I don’t even know where to begin on explaining how overwhelmed I began to feel then, and how much that sense of being overwhelmed mushroomed as my injury I thought would be a week at best wound up taking NINE MONTHS to rehab.
I couldn’t even do a fragment of what one needs to do to keep bugs at bay between October and March. And then, with all the clutter I’d had, clutter I’d planned to eradicate in October with a batten-down-the-hatches cleaning flurry, being on top of “bug-ridding” was virtually impossible.
It’s like the bug guy told me, “having clutter has absolutely nothing to do with having bugs, but it has everything to do with getting rid of them.”
So, you can’t possibly even begin to understand how much this has taken over my life in the last 10 months. I’ve been in a world of discord for a very long time, and to have it finally almost at an end… it’s a mighty sigh I’ve heaved.
Experts will tell you, the quickest way to feel as if you’re in control of the world around you is to take control of the world you live in — your home. Chaos and disorder at home can make you feel as if your life is exactly that from top to bottom.
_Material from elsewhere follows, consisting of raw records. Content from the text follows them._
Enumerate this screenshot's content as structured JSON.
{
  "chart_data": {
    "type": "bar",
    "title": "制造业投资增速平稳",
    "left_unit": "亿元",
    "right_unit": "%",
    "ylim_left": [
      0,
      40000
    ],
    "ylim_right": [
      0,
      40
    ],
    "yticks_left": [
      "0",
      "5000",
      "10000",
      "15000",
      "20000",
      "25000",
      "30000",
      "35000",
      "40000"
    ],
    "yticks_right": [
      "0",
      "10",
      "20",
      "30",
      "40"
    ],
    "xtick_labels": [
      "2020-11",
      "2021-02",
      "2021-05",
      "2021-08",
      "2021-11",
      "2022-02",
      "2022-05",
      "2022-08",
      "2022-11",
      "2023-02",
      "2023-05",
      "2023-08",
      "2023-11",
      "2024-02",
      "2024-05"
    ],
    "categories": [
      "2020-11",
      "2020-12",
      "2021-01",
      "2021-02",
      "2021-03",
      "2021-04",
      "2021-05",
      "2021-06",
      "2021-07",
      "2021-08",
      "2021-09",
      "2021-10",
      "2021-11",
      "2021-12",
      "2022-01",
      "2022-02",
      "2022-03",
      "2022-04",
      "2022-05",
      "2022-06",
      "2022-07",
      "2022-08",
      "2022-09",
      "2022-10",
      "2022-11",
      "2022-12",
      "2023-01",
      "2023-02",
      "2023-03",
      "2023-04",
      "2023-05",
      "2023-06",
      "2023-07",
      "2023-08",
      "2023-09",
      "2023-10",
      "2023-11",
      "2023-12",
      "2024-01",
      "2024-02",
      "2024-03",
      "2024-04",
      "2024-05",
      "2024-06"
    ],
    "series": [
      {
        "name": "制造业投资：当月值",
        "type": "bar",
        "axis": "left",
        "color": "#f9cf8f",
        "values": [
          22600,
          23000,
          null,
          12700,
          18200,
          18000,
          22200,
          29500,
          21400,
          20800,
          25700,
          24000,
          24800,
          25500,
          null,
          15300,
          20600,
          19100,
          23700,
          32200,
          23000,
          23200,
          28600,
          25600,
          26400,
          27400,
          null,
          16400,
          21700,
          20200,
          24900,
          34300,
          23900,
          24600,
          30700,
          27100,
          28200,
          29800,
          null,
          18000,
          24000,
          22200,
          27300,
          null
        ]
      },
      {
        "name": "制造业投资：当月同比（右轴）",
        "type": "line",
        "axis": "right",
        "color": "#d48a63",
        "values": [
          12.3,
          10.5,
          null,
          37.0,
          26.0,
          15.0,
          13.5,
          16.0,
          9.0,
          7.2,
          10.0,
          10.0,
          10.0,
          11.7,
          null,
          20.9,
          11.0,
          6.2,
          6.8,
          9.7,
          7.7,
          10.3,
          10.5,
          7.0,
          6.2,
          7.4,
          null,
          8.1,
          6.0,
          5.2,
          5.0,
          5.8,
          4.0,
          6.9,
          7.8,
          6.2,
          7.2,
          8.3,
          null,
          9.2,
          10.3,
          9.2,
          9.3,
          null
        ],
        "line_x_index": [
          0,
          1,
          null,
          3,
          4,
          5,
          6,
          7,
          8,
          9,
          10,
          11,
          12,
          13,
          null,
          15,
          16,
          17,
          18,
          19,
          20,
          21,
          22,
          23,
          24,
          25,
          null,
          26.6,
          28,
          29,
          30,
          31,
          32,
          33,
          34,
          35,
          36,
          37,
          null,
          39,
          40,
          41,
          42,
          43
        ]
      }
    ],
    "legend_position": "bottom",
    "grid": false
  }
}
When I decided to Seriously tackle the weightloss last year, this is where and how I began. In February, I took the month to tidy my home as best I was able (I’m not very good at organizing, and because I execute it badly, it tends to come undone quickly), and I painted three rooms/areas of my home so I’d have a “fresh” perspective on my surroundings.
Then I lost about 35-40 pounds over the summer. Then I blew out my back because I was ignorant about how to stretch. But the point is, it spurred on some great achievements, it really did set the pace for empowering me on many levels.
When my home is along THESE lines — reasonably clean and ordered — I have the time to do other things, but most importantly, I have the mental freedom to focus on other things.
The older I get, the more I realize how much these little distractions add up and become massive mind-probing meltdowns in short order.
I have NOT liked who I’ve been in the last month as a result of the endless chaos. I’ve been tired, bitchy, not very social, bad at expressing myself, and feeling completely hamstrung by my own existence. I knew it was entirely environmental, so I didn’t beat myself up, I just used that as motivation to get past it.
This weekend I’m left with the task of tackling two big, last remaining piles of clutter; one on my desk, all papers that need to be sorted and tended to, and a pile of weird shit on my hutch. Later this fall more painting will happen, but I intend to bribe people with cheap, bad alcohol and unruly company and sucker them into helping me next time.
In the meantime, for now, my world makes sense again. And I was beginning to wonder if it was just a porn-ish fantasy, that myth of orderly life… Apparently not. So does this mean the unicorn hunt is on after all? Hmm.